Nach einem Gerichtsurteil muss das Land Berlin das Flughafen-Grundstück für die spätere Nutzung wohl vom Bund zurückkaufen. Auch um weitere vier Grundstücke wurde gestritten.

Von Fatina Keilani

Die neue Runde im Kampf um das ehemalige Reichsvermögen hat Berlin verloren. Das Oberverwaltungsgericht (OVG) urteilte am Donnerstagabend, das Land habe die Frist zur Geltendmachung seiner Ansprüche versäumt und zum Teil auch den falschen Adressaten verklagt. Das kann teuer werden – zu den begehrten Grundstücken gehört auch ein Großteil des Flughafengeländes in Tegel, für dessen Nachnutzung als Forschungs- und Industriepark der Senat im Februar erste Pläne vorgestellt hatte.

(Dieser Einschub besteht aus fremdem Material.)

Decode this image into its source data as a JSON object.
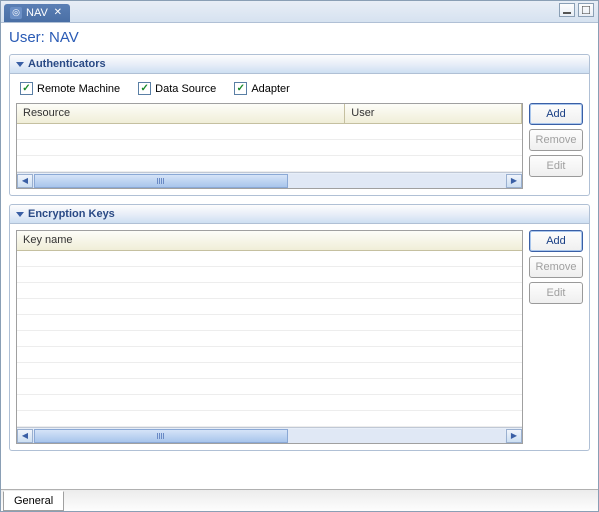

Es ist gut möglich, dass Berlin dem Bund seinen Anteil jetzt abkaufen muss, so wie es bei Tempelhof geschah. Dafür hatte das Land 35 Millionen Euro zahlen müssen. Allerdings ließen die OVG-Richter die Revision zu; der Streit wird also voraussichtlich vor dem Bundesverwaltungsgericht fortgesetzt. Die Klägervertreter waren am Abend nicht mehr erreichbar; nach dem Verlauf der mündlichen Verhandlung scheint es aber sehr wahrscheinlich, dass Revision eingelegt wird.

Ein anderes Grundstück, um das gestritten wird, ist die Niederkirchnerstraße 8, das Gelände der „Topographie des Terrors“. 1986 hatte Berlin es dem Bund für gut sechs Millionen Mark abgekauft; mit der Klage wurden gut drei Millionen Euro dafür zurückverlangt.

Auch um weitere vier Grundstücke oder die Erlöse aus deren Verkauf wurde jetzt vor Gericht gestritten. Da jedoch alle bis auf eins bereits vor 2005 verkauft wurden, hätte das Land nach Ansicht des OVG nicht die 2005 errichtete Bundesanstalt für Immobilienaufgaben, sondern die Bundesrepublik verklagen müssen. Der Streit geht zurück auf das Jahr 1873. Damals überließen die Länder dem neu gegründeten Deutschen Reich unentgeltlich Boden. Was nicht für die Reichsverwaltung benötigt wurde, sollte an die Länder zurückfallen. Doch dann kamen die Nationalsozialisten mit ihrer Gleichschaltung, und die Rückgabe des Vermögens wurde nie vollzogen.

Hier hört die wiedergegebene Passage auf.